Frankly, it baffles me that there are those that continue to support and defend institutionalized socio-economic inequality. Such practices ultimately undermine our state and national progress and threatens economic stability. Furthermore, in a post-industrial economy with an aging population, social policy in desperately need to address our depleted social and human capital. While there is always a choice to do nothing, we inevitability pay more in the end when it hemorrhages and becomes a crisis.

Has anyone heard how many men, compared to women, have lost their job in this recession? 78% of all jobs lost used were jobs that used to be held by a man. And now this? C'mon.
How come I always make at least 77% more then the guys I date? Portland guys are habitually broke and thats a fact!
It should be noted that Portland sustains itself on a Pink Collar Economy and thus the majority of jobs are geared towards woman ( though this is not a positive thing; it means they're low paying and high turn-over). The result of the Pink Collar Economy is that it's harder for a man to get a wage slave job here. Though equal wage doesn't really matter because cost of living always ajusts to deflate any baseline increases--this is essentially a empty talking point like gossip or the soaps or how fat sandy got over spring break omgz!
I also continue to wonder why people not only accept, but actively uphold long standing elements of inequity in our national, state, and local governments.

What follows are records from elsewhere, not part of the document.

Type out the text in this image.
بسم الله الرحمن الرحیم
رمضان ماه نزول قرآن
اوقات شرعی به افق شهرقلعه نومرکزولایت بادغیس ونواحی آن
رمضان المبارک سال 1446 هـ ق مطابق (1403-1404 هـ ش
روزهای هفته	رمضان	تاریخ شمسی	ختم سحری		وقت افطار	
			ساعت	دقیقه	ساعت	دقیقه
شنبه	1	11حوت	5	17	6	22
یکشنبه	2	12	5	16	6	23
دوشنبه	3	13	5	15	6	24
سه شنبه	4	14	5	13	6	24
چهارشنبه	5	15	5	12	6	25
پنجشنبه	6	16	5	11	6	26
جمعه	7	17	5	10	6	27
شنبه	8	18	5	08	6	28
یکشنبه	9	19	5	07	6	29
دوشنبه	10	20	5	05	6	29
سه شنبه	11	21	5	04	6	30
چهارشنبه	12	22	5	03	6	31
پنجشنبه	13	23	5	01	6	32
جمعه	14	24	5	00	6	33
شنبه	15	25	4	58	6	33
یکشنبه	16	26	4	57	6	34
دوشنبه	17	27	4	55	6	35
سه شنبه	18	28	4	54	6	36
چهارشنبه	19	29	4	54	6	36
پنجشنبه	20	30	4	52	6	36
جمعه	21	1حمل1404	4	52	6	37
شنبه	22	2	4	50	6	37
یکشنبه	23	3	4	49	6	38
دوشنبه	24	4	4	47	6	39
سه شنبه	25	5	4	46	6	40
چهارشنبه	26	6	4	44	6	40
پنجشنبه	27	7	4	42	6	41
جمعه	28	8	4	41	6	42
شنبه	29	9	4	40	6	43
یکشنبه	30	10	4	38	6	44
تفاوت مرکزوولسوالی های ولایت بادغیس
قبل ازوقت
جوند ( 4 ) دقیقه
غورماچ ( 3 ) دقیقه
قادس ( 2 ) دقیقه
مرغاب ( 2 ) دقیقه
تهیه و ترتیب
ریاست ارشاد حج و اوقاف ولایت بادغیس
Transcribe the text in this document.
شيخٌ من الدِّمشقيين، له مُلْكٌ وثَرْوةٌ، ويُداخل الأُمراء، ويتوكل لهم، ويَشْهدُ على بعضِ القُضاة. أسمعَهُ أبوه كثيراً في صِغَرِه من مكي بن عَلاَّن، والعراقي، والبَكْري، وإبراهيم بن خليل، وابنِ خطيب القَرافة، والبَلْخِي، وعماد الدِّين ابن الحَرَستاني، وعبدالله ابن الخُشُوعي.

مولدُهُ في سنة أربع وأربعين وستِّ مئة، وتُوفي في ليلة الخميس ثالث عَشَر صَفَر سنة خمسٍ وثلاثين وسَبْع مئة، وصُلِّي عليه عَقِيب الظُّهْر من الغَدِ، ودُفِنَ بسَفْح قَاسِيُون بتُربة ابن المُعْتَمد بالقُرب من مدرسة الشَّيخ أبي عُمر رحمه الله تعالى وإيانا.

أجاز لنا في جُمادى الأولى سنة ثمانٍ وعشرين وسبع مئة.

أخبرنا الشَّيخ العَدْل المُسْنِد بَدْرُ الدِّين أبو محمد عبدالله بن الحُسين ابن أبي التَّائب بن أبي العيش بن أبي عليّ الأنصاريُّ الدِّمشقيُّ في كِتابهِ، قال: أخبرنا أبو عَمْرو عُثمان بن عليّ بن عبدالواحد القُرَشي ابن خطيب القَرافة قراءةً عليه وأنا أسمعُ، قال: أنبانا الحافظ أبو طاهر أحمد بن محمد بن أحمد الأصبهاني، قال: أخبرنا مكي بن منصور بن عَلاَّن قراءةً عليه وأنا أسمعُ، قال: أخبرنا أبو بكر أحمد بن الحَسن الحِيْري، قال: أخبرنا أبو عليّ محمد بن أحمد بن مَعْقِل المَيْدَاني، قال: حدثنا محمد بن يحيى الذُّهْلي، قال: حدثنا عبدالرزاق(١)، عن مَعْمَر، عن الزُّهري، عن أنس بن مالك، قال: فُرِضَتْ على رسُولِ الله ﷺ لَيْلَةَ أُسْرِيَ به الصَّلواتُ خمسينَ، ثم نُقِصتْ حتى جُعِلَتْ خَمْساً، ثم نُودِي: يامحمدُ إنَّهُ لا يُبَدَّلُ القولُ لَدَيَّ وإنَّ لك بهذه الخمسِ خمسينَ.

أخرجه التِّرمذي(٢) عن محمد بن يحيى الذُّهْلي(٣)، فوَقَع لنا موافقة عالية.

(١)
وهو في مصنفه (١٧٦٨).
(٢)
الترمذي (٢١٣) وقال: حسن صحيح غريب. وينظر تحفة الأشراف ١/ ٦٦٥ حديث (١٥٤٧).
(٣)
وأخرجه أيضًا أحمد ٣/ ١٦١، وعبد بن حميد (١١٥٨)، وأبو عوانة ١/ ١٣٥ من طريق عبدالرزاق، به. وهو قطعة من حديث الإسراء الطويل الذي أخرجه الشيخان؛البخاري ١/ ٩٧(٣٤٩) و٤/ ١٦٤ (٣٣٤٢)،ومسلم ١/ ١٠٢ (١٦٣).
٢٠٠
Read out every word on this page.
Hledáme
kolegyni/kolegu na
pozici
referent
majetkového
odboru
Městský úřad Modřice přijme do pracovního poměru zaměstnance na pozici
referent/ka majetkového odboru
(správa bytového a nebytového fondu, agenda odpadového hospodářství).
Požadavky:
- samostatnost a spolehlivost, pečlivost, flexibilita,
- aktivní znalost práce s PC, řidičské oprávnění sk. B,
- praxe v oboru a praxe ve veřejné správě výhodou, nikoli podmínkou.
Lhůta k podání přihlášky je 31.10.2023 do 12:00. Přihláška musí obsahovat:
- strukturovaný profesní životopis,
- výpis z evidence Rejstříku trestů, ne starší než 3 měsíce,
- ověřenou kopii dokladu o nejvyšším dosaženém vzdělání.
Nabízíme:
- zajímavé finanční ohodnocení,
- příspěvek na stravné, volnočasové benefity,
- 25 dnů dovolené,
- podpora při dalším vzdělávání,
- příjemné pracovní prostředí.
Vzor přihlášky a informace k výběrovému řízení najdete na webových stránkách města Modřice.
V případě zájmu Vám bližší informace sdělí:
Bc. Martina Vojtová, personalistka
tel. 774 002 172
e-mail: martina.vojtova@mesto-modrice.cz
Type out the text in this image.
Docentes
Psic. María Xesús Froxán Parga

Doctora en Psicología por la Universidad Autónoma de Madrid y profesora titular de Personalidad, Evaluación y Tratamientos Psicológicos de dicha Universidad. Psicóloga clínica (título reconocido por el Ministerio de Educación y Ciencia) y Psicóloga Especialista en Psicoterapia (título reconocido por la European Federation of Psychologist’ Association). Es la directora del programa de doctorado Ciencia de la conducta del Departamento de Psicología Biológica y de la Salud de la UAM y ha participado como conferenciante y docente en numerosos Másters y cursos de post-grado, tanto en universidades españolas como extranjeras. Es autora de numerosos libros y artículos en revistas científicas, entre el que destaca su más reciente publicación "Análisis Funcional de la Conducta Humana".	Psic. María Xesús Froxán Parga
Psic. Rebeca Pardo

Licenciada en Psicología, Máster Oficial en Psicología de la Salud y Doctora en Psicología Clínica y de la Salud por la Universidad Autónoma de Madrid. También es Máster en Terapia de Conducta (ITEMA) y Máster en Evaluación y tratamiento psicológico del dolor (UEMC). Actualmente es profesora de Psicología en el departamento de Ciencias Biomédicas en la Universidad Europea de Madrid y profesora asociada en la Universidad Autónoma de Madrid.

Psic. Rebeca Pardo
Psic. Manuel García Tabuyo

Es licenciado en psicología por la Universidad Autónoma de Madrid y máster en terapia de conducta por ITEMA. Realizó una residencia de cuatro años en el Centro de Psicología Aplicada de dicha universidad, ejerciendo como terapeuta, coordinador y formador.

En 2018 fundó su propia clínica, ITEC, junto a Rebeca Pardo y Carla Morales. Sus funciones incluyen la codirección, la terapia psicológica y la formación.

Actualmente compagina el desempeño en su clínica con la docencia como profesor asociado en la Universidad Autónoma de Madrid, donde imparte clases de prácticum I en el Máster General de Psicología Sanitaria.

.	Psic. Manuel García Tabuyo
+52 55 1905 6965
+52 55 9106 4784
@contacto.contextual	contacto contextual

Is it because we've been socialized to legitimate and comply with inequality because it's just a normalized part of our culture?

Because in working for equity, one group might have to give up some of the power and advantage they have historically enjoyed? Is this honestly what we want to perpetuate for our citizens?

Most jobs aren't set up for people who are the primary caretakers of children - regardless of gender - is that the fault of people who have children? Or those who were born with the biological capability of having children?

I ultimately see the attitude that undermines equal pay as an attitude that contributes to larger social passivity, and fails to address the fundamental issues of discrimination that we are continually entrenched in.

And yeah? It sucks. The recession sucks, and it's scary, for a lot of people - men, women, parents, children, and people across the socio-economic spectrum. However, we have a chance to implement change in Oregon for populations that have experienced disproportionate levels of poverty LONG before this recession hit.

If it feels unfair for men to be disproportionately losing their jobs - why do you think it's happening in the first place? Do you really think that the solution lies in continuing to pay women and racial minorities less?
Dear Mr. or Ms. ?pqM)mH{5i*7V7wVNiH?tcvUk'j>tH\VF5!V+00HY?jgK7@iA<_(B0Mii*:@e9Iq:

How creative. Coming up with a nom du blog by randomly pounding on a keyboard with mittens on your hands in much the manner of a lower ape. I suppose if you keep it up long enough you'll create the works of Shakespeare or at least Wm.TM.

As to your commentary; how informative. Banal, shallow, yet remarkably informative. Not of the subject at hand, but of your rather predictable positions.